Spoelstra has been overlooked for most of his tenure as head coach, especially in the eyes of the general public. His accomplishments were diminished by skeptics during the Big Three Era and many of them believed he would fail once LeBron James announced he was returning to Cleveland. Spo continues to prove his critics wrong. The second half of the season is the epitome of the Heat culture. A vision is sold, the players buy in, and the wins come.

Leading the Heat to become the first team in NBA history to go from 19 games under .500 (11-30) to .500 (41-41) in the same season Spoelstra pulled off an amazing coaching performance and put his brilliance to display as the Heat fought for a spot in the postseason. Miami barely missed out due to a tiebreaker, but the coaching job Spo has performed over the last two season proves that he is one of the most intelligent and talented coaches in the game.

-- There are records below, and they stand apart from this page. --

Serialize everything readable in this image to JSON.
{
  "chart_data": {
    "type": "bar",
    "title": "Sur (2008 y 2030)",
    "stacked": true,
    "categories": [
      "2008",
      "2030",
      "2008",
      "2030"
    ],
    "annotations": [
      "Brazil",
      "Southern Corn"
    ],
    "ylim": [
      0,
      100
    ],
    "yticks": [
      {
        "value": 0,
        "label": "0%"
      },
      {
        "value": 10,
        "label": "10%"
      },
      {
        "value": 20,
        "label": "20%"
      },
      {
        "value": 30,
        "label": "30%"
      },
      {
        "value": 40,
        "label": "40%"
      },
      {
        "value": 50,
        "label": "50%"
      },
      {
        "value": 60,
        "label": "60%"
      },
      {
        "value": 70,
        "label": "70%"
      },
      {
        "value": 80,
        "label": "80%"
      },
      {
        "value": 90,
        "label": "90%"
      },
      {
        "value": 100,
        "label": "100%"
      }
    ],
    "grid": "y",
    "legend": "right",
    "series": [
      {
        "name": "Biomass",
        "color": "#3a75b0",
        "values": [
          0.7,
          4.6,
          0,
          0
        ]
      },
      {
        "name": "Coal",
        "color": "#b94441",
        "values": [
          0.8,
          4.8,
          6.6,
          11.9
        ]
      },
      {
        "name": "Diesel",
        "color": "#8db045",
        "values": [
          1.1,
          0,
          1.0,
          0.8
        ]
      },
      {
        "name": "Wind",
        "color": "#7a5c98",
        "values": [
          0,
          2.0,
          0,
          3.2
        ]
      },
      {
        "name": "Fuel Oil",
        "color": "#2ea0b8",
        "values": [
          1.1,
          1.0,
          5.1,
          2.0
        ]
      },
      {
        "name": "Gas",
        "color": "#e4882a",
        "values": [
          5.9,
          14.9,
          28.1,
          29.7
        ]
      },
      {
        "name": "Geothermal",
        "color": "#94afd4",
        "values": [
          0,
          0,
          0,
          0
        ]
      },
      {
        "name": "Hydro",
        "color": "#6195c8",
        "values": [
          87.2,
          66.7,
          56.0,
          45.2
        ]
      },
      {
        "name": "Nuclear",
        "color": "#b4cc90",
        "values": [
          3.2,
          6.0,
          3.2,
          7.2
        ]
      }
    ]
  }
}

Pat Riley is still hungry. The best GM in the league is starving for another chance at reaching glory and tasting the campaign. In an interview with ESPN’s Wright Thompson that explained Riley’s thoughts after the breakup of the Big Three era, Riley explained that he is still looking for “one more”; although, he is very aware that it will be a challenge.

A hungry Pat Riley is an extremely scary thought for the other 29 teams. Heat Nation should be very excited about what Riley has up his sleeve as he continues to build this roster through draft selections, potential trades, D-League, and/or the free agent market. When the Godfather has his mind set on something, he will make sure to do everything that he can to accomplish the goal.

This off-season will be filled with speculation surrounding what will happen in the NBA Draft, potential trades, free agency, and whether or not Riley can land a “whale”, but no matter what happens, the Miami Heat have built a culture surrounding the entire organization that has made them one of the best run franchises in the league with a foundation built to last.